Designer Dapper Dan Remixed Hip Hop Fashion

Soundcheck | Mar 19, 2013

In the late 1980s, hip hop was in a transitional phase, leaving disco beats and party tracks behind in favor of drum samples and rhymes with a hard edge or an experimental flair. Eric B. & Rakim helped lead the way on that front with their classic 1987 album, Paid In Full. They appeared on the iconic cover of that album in custom Gucci jackets like no one had seen before.

The styling was provided by Dapper Dan, the Harlem designer who outfitted rappers, pro athletes, celebrities, and a few infamous drug dealers during the 80s and 90s. His clothing was truly unique, yet not totally original. He created hybrids that purported to be designer fashion but were infused with his own brazen style. Kelefa Sanneh, staff writer of The New Yorker, joins us to discuss Dapper Dan's influence on hip hop.

On Dapper Dan’s entry into mainstream consciousness via Eric B. & Rakim:

“The first place I ever saw work was on album covers. He created some amazing custom Gucci jackets that were worn on the front cover of the first two Eric B. & Rakim records. Paid in Full is the first one and Follow the Leader is the second one. These were Gucci jackets that look like no Gucci jackets you've ever seen. And in fact, they look like no Gucci jackets that anyone at Gucci had ever seen.”

On Dapper Dan’s influence during a turning point for hip hop fashion in the late 1980s:

“People haven’t really figured out exactly what the next look would be. Is it jean jackets? Is it 1970s-style fur coats? It’s not exactly clear. And this album, along with some others, helped kind of create this new aesthetic.... It’s incredibly brash. It’s gesturing toward high fashion, but as a number of us would come to discover, these weren't coats that actually came from the world of high fashion. They came from the world and from the mind of a guy named Dapper Dan.”
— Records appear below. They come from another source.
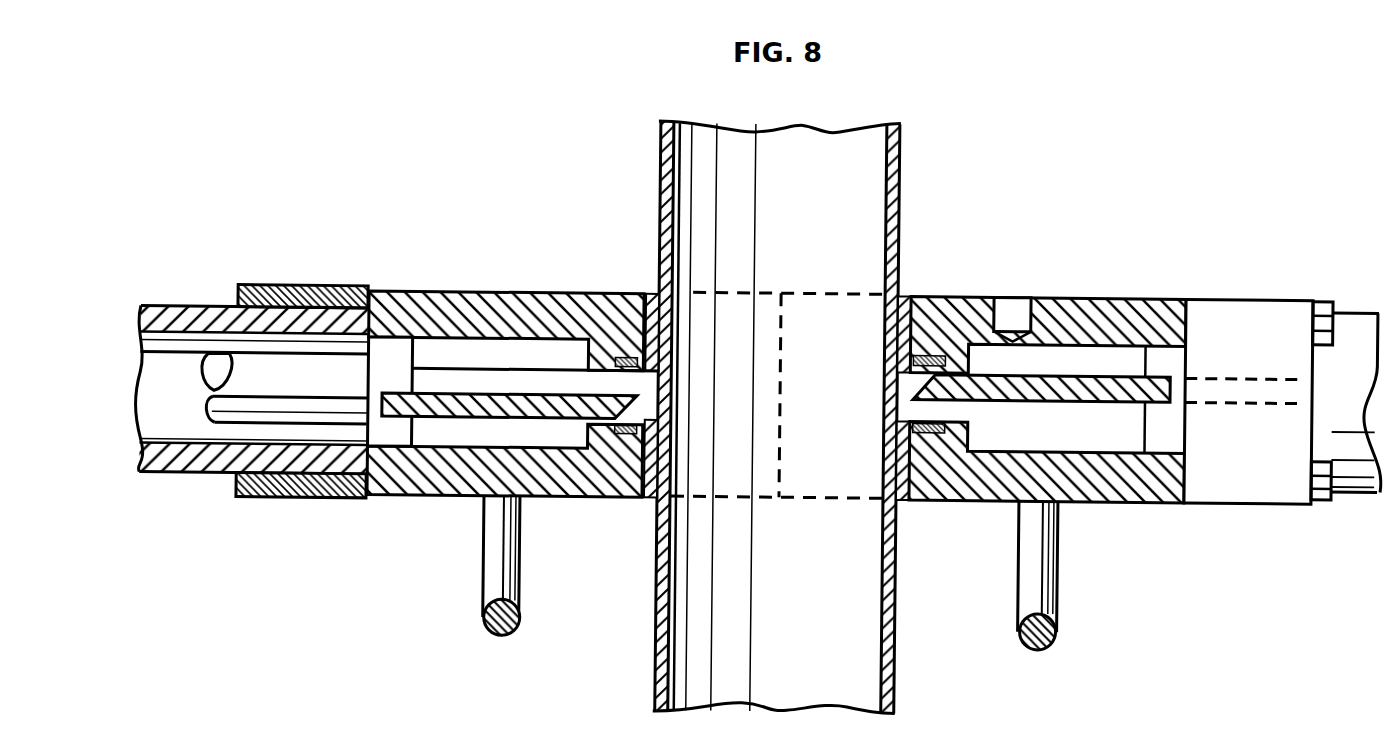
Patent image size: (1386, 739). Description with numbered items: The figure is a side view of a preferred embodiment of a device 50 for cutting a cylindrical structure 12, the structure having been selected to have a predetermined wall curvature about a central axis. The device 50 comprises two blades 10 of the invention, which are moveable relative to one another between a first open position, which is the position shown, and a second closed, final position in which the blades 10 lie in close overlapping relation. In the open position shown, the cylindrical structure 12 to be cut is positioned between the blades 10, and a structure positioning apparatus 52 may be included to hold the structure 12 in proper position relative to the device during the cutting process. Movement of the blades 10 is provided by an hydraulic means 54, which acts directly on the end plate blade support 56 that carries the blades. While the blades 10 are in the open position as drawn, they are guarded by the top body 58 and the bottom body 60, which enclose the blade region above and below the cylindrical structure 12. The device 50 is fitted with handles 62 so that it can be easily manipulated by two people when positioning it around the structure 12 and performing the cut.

The blade 10 is at (503, 418).
The cylindrical structure 12 is at (897, 152).
The device 50 is at (499, 258).
The structure positioning apparatus 52 is at (808, 334).
The hydraulic means 54 is at (310, 394).
The end plate blade support 56 is at (402, 385).
The top body 58 is at (613, 499).
The bottom body 60 is at (591, 295).
The handles 62 is at (485, 626).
On Dapper Dan’s work process:

“He would go to the Gucci store and buy a garment bag because that was sort of the thing you could buy for the cheapest that had the most leather in it. And he’d buy a Gucci print leather garment big, and then he would sort of cut strips of fabric out of the garment bag and use it to form the yolks for a jacket. And he would sort of build a jacket around these strips of genuine Gucci leather. And after a few years he discovers a way to silkscreen brand name logo patterns onto leather in a way where it would stay. And once he started doing that, all of a sudden he had an infinite supply of brand name leather.”
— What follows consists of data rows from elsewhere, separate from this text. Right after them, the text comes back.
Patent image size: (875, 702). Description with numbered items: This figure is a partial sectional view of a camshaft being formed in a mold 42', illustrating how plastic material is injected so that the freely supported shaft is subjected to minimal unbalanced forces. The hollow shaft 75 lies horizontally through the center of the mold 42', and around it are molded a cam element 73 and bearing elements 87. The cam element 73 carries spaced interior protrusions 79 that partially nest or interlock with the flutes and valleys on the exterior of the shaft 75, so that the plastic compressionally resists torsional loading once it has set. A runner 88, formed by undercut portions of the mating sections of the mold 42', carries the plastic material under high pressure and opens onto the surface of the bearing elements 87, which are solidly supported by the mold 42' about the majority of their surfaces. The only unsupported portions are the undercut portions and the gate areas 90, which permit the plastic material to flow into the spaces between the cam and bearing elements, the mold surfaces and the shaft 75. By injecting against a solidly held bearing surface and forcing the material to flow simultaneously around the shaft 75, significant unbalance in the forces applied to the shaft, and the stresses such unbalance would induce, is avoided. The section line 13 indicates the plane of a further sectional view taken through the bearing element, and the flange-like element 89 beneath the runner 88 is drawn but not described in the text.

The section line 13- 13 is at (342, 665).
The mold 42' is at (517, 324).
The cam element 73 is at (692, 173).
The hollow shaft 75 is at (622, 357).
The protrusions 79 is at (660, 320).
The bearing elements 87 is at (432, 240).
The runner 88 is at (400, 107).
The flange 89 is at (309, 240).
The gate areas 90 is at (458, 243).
On Dapper Dan’s hip hop legacy:

“There is this real tension in hip hop — and I think in most creative fields — between wanting to pay homage to the great, authentic stuff of the past and wanting to create something new. And for a while, when Dapper Dan is making these jackets, in a way he’s doing both at once. He’s building you a jacket that doesn't look like anything that Gucci would make, doesn't look like anything that would come from the Gucci store. And so in a sense, it’s both, right? It’s new because of the way he’s built it, but it somehow seems to be part of this lineage of old world European luxury even though it’s not legally related to these European companies.”